At the mortgage industry's biggest gathering of the year, servicers went out of their way to lower expectations for the government's loan modification program.
A common refrain was that many of the 500,000 borrowers who have begun trial modifications may not make the cut for a permanent modification because they have not submitted all of the required paperwork.
"Ninety-nine percent of the loan mod packages that get returned to servicers are either missing some of the documentation necessary or have errors in them," Michael W. Young, the chairman of Cenlar, a Ewing, N.J., subservicer, and the vice chairman of the Mortgage Bankers Association, said at trade group's convention in San Diego last week.
Similarly, Jerry McCoy, the vice president of business development for national servicing at Fannie Mae, called "borrower engagement" a major challenge for the Home Affordable Modification Program.
"There are still a great many borrowers that would qualify if they would just call back," he said. "How do we improve pull-through rates?"
Much is at stake in the next two months. The Treasury Department is expected to report the results of the first trial modifications in early November and early December. If the pull-through rate is low, the industry may face another backlash. That may help explain why servicers are talking down expectations for the program now.

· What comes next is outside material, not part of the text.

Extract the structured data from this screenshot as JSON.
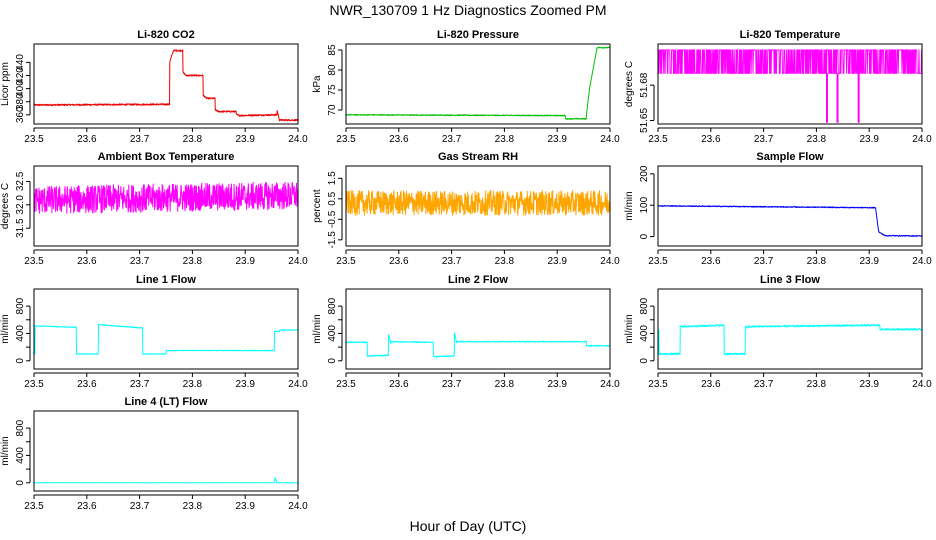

"The servicers are very concerned about performing under Hamp, but nobody knows what's going to happen if the mods fail," said Chris Sabbe, an executive vice president at Sterling Home Retention Services, a provider of loss-mitigation services in Altamonte Springs, Fla.
For example, though the mortgage industry defeated bankruptcy cramdown legislation in April, there is a sense it would be revived if modification efforts fail.
"I think there is still a concern that bankruptcy cramdown is going to be revisited," said Michael Waldron, a partner at the law firm Patton Boggs LLP. "No one takes comfort that it won't be raised again and will be attached to the failure of these efforts."
Servicers continue to lobby the Treasury to loosen the Home Affordable program's guidelines, and officials appear open to their suggestions. This month Fannie gave an extension to defaulted borrowers, allowing them another two months to send in the documents necessary to complete the trial period. The company, which is operating under government conservatorship, also reduced the number of signed documents needed to just two.
"Our primary goal is to convert as many borrowers as possible to formal modifications," Laurie Maggiano, director of policy in the Treasury Department's Office of Homeownership Preservation, said at the MBA conference. "Servicers came to us and said they needed help, that the documentation requirements are too onerous." The Treasury also eliminated "some of the scary language" written in legalese, Maggiano said. That "should make it easier for borrowers to sign" documents verifying income, she said.
Of course, for more than a year, long before the government program was created, borrowers have complained of their inability to reach servicers. Beyond the long wait times and difficulties reaching a live person at a call center, borrowers have complained that servicers have lost documents or just have not responded.
Sylvia Alayon, a vice president and director of operations at the Consumer Mortgage Audit Center in Fort Lauderdale, Fla., said that at many events held across the country, borrowers come prepared with two pay stubs, bank statements and two years' tax returns. "I've met borrowers at events and if they lack a document, they will drive home, get the documents and drive right back," Alayon said.
"The servicers are still overwhelmed and are managing expectations on what the public expects versus what they are able to deliver," she said. "Nine times out of 10 the borrower wants to save their home, even if they have negative equity."
Uncooperative borrowers or not, "the rubber really meets the road at the servicers," said Eric Schuppenhauer, a senior vice president at Fannie who oversees mod efforts. "It's now up to the servicers to make sure the borrowers are getting the documents in."